Ontario PC Government Investing $1.3 Billion to Protect Jobs and Grow Ontario’s Manufacturing Sector

As part of our plan to protect Ontario and grow our economy, the Ontario PC government is enhancing and expanding the Ontario Made Manufacturing Investment Tax Credit. This will deliver an additional $1.3 billion over the next three years to help manufacturers lower costs, invest in new buildings, machinery and equipment, and create more good-paying jobs right here at home.

Ontario’s world-class manufacturing workers are already facing the consequences of growing global uncertainty and U.S. tariffs under President Trump. The Ontario PC government is stepping up with a bold, made-in-Ontario plan that will protect jobs, attract new investment, and open up new opportunities across the province.

As part of the upcoming 2025 Budget, this proposed change will increase the Ontario Made Manufacturing Investment Tax Credit from 10% to 15% for Canadian-controlled private corporations.

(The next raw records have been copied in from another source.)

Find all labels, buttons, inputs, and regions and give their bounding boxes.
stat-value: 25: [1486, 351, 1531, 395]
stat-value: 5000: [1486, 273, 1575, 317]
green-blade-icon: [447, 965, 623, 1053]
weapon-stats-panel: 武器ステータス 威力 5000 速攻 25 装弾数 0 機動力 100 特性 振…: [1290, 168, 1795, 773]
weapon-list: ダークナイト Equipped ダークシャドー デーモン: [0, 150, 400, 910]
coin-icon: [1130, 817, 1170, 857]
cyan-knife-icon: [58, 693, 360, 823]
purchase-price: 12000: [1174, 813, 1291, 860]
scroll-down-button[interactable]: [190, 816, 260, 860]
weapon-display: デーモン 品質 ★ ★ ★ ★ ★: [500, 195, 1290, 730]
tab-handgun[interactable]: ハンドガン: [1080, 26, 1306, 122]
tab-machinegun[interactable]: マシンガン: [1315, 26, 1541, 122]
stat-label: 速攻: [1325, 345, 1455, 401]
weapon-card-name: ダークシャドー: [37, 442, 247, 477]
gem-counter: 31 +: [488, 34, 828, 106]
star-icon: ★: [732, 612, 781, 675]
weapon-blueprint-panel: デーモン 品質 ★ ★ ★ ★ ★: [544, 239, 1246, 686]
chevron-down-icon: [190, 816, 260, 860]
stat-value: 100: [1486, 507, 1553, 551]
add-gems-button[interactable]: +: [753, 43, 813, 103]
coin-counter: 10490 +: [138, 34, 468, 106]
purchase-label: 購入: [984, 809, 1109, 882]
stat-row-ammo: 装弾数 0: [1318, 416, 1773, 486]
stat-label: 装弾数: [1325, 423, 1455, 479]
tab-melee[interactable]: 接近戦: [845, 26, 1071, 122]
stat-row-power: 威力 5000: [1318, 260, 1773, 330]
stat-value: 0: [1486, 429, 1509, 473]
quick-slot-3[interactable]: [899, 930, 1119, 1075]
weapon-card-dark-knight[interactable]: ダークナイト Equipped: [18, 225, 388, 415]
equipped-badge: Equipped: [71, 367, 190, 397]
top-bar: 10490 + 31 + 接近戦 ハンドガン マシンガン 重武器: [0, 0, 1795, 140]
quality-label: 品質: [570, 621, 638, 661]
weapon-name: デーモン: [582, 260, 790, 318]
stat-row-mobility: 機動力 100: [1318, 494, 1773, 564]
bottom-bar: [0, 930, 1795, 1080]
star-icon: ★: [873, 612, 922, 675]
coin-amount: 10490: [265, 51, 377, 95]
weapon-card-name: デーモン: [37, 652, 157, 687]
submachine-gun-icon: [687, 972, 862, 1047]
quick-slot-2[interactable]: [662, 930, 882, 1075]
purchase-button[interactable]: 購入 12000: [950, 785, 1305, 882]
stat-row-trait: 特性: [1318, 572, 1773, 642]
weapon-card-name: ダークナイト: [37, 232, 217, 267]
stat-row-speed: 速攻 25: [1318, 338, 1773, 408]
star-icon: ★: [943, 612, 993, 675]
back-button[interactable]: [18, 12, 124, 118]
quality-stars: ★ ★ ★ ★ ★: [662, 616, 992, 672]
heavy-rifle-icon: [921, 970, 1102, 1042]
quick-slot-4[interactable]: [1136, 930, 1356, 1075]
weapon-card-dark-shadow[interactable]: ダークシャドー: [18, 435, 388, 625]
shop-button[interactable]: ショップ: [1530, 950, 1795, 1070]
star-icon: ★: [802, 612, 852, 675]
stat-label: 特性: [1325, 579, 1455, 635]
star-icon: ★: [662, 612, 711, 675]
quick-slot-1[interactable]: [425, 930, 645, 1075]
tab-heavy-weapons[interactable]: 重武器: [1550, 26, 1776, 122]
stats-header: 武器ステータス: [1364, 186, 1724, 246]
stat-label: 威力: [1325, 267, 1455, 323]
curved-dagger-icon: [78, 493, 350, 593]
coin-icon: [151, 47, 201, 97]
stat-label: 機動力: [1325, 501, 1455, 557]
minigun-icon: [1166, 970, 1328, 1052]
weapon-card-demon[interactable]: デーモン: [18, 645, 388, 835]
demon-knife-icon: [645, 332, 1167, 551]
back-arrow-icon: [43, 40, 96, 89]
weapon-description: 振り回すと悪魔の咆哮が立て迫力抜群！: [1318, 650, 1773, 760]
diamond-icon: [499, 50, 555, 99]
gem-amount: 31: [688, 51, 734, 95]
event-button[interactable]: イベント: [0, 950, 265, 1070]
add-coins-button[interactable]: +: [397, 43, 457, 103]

The credit will also be expanded to include non-Canadian-controlled private corporations that choose to invest and create jobs in Ontario. With these changes, qualifying businesses could receive up to $3 million annually to reinvest in equipment, facilities, and workers.

First introduced in the 2023 Budget, the Ontario Made Manufacturing Investment Tax Credit is part of our government’s ongoing commitment to improve Ontario’s competitiveness by lowering costs, driving innovation, and making it easier for businesses to grow and thrive.